What can seem like inconsistencies in the behaviour of the characters and in the performances of the singers, is revealed in this powerful but nuanced production to reflect the multifaceted nature of the characters, their changing moods and temperaments, and the duality of their inner conflicts between duty and their own personal desires. And, my goodness, related to the political turmoil in Europe in the 16th century, taking place between major historical figures and royalty with their duty towards their citizens, and with conflicting political, religious and personal aspirations and ambitions, those are drives on another scale entirely. The sweep that uplifts Don Carlo in his love for Elisabeth at the start of the opera (a relationship that reaches Greek mythological proportions when she becomes his “mother”), only plunges him deeper into despair and to almost dying at the loss of that love in her marriage to his father.Don Carlo

That same dynamic can be seen in each of the character’s own personal struggles, which is impressive enough on this kind of scale, and in so many principal characters, but it is infinitely more complicated when there is interaction between them. A good performance of the opera, mainly in the singing, can bring out subtle nuances of the different levels that the characters are working on, but it also requires strong acting, and that was assuredly in evidence here, particularly on the part of Marina Poplavskaya as Elisabeth, and the most historically complex character of King Philip, marvellously interpreted by Ferruccio Furlanetto. If there were any weaknesses in Poplavskaya’s singing, they were minor and to be expected for a young singer making a name for herself, in a technically difficult role. This was however more than made up for in an impassioned and superbly acted performance that relied heavily on glances and body language as much as in what was said, particularly when the two often contradict one another. Such subtlety can only be conveyed fully when the music is there to support it, and Verdi’s scoring is magnificent in this respect, contributing just as significantly to the definitions of the characters, and that was equally effectively achieved in the orchestration under the direction of Yannick Nézet-Séguin.

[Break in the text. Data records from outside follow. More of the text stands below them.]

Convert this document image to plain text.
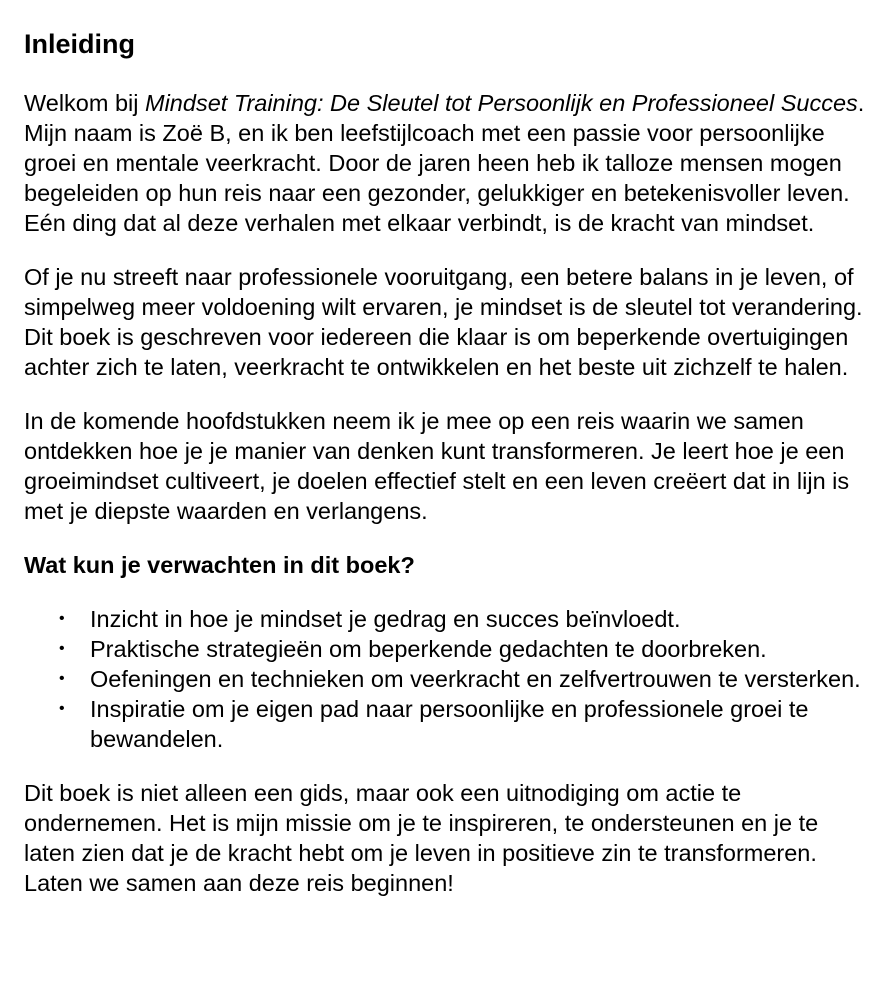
Inleiding

Welkom bij Mindset Training: De Sleutel tot Persoonlijk en Professioneel Succes. Mijn naam is Zoë B, en ik ben leefstijlcoach met een passie voor persoonlijke groei en mentale veerkracht. Door de jaren heen heb ik talloze mensen mogen begeleiden op hun reis naar een gezonder, gelukkiger en betekenisvoller leven. Eén ding dat al deze verhalen met elkaar verbindt, is de kracht van mindset.

Of je nu streeft naar professionele vooruitgang, een betere balans in je leven, of simpelweg meer voldoening wilt ervaren, je mindset is de sleutel tot verandering. Dit boek is geschreven voor iedereen die klaar is om beperkende overtuigingen achter zich te laten, veerkracht te ontwikkelen en het beste uit zichzelf te halen.

In de komende hoofdstukken neem ik je mee op een reis waarin we samen ontdekken hoe je je manier van denken kunt transformeren. Je leert hoe je een groeimindset cultiveert, je doelen effectief stelt en een leven creëert dat in lijn is met je diepste waarden en verlangens.

Wat kun je verwachten in dit boek?

• Inzicht in hoe je mindset je gedrag en succes beïnvloedt.
• Praktische strategieën om beperkende gedachten te doorbreken.
• Oefeningen en technieken om veerkracht en zelfvertrouwen te versterken.
• Inspiratie om je eigen pad naar persoonlijke en professionele groei te bewandelen.

Dit boek is niet alleen een gids, maar ook een uitnodiging om actie te ondernemen. Het is mijn missie om je te inspireren, te ondersteunen en je te laten zien dat je de kracht hebt om je leven in positieve zin te transformeren. Laten we samen aan deze reis beginnen!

Even so, no matter how good the production and the performances, even watching this live in the theatre, you are not going to pick all these qualities up from a seat at the back of the stalls, and it’s here that Opera Live in HD comes into its own, picking up little details in the gestures and expressions of the singers in close-up, emphasising the framing and positioning of the characters in relation to one another on the stage. Nicholas Hytner’s staging is perhaps not as impressive as other Met productions this season, but it succeeds nonetheless in bringing the elements effectively together. One’s appreciation of the efforts put into the production are deepened by the interviews with the cast in the intervals, literally, just as they come off the stage, and even by the behind-the-curtains looks at the stage-hands getting the huge sets into place for the next act. From an eye-catching and ear-splitting opening with Robert Lepage’s Das Rheingold for a new Wagner Ring cycle production, the standard was set a very high level for the Met’s new season of Live in HD broadcasts, and subsequent productions have continued to impress right up to the invigorating and buoyant Don Pasquale last month, but Don Carlo may well top them all.